Hickey also talked with employees during the visit, according to the center's director, but did not appear at an ensuing news briefing with U.S. Reps. Patrick Meehan and Mike Fitzpatrick, both Pennsylvania Republicans.
"The statement here was a mea culpa. They made a mistake and that they are trying to rectify it," Meehan said.
Her visit came as lawmakers in Washington prepared Monday to announce new steps to reform the beleaguered veterans agency.
Meehan said the VA Office of Inspector General is expected to release within the next month its findings on the city's VA facility, which processes benefits claims for parts of Pennsylvania, New Jersey, and Delaware, and also houses one of the nation's three VA pension management centers.
The office is investigating allegations that employees there have processed easy claims first to inflate performance numbers, shredded important mail from vets, and manipulated data to make the backlog of claims appear smaller. Hickey offered to visit the Philadelphia facility and give Meehan a tour and briefing during a June 14 hearing of the House Committee on Veterans Affairs at which the allegations were aired.
Also Monday, Sen. Pat Toomey (R., Pa.) released a letter sent to Sloan Gibson, acting secretary of the VA, calling the allegations out of Philadelphia "deeply disturbing.
"I would like to know how the veteran community can be assured that their disability claims are being properly handled and resolved in a timely manner," he wrote.
VA officials have said dates were changed on some claims at the Philadelphia office due to a misunderstanding of a systemwide policy and were not an intentional attempt to hide the backlog.

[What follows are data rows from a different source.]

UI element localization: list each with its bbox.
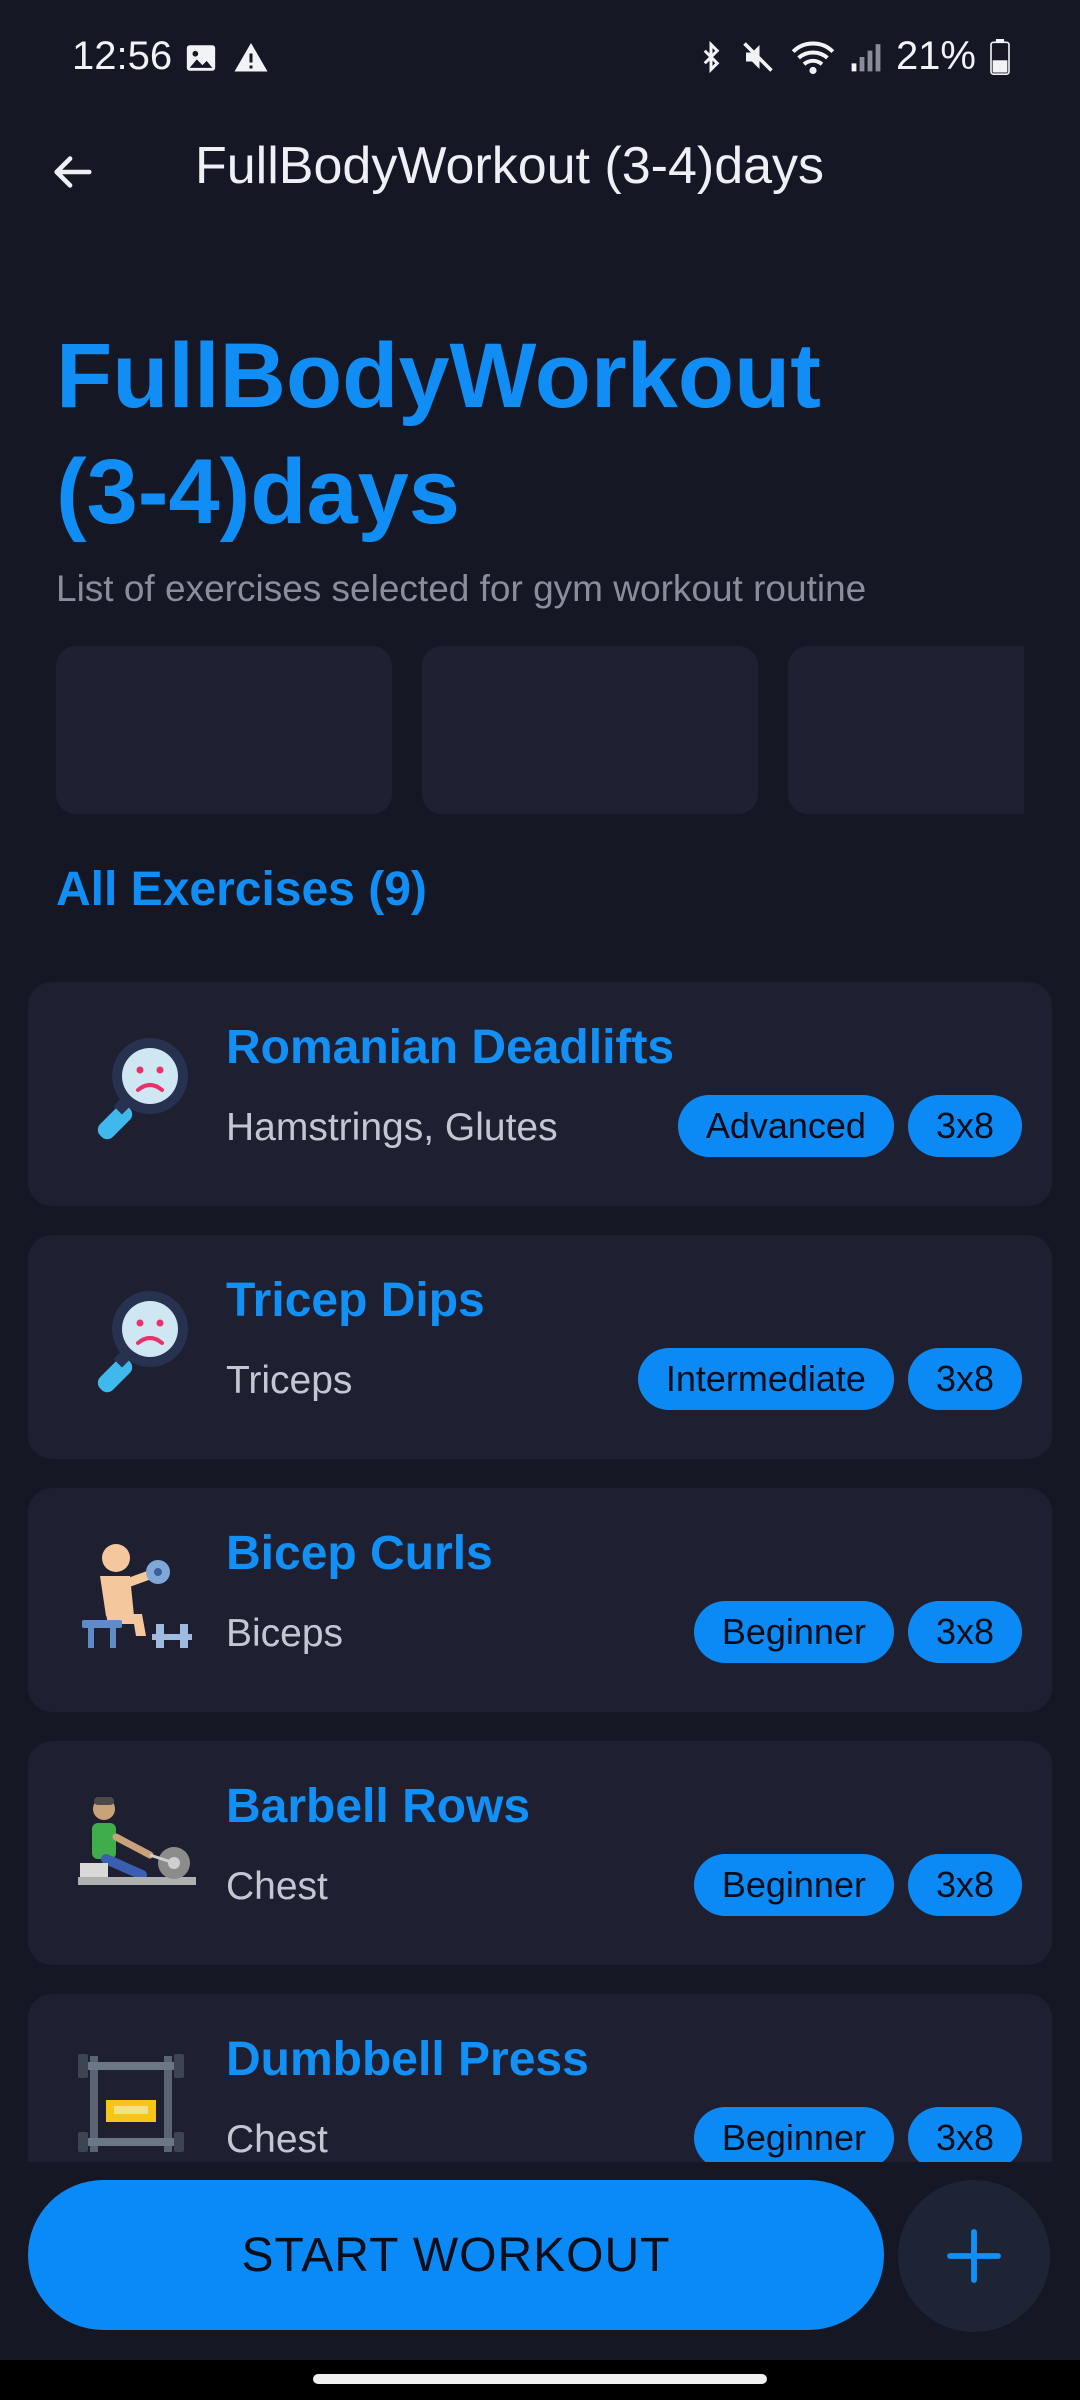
exercise-muscles: Chest: [226, 1865, 328, 1908]
add-exercise-button[interactable]: [898, 2180, 1050, 2332]
battery-icon: [990, 38, 1010, 75]
level-badge: Beginner: [693, 2107, 894, 2162]
magnifier-sad-icon: [97, 1291, 188, 1393]
level-badge: Intermediate: [637, 1348, 894, 1410]
sets-badge: 3x8: [907, 1095, 1022, 1157]
magnifier-sad-icon: [97, 1038, 188, 1140]
exercise-name: Tricep Dips: [226, 1274, 485, 1327]
warning-icon: [234, 43, 268, 72]
section-title: All Exercises (9): [56, 863, 427, 916]
exercise-card[interactable]: Barbell Rows Chest Beginner 3x8: [28, 1741, 1052, 1965]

Meehan said the policy seemed straightforward to him, but did not say whether, after meeting with Hickey, he believes the manipulation was deliberate.
He said that "regardless of what the intention was," the allegations are of concern because they could mean delays for veterans.
Diana Rubens, who became the center's director July 14, also attended the meeting and said afterward that old mail and claims recently found in boxes at the center had not been neglected and were either for completed cases or considered nonessential correspondence.
"It is a complex process," she said. "And I think that's where some of the confusion has come. I hope that as we continue to dialogue, we will continue to improve the understanding."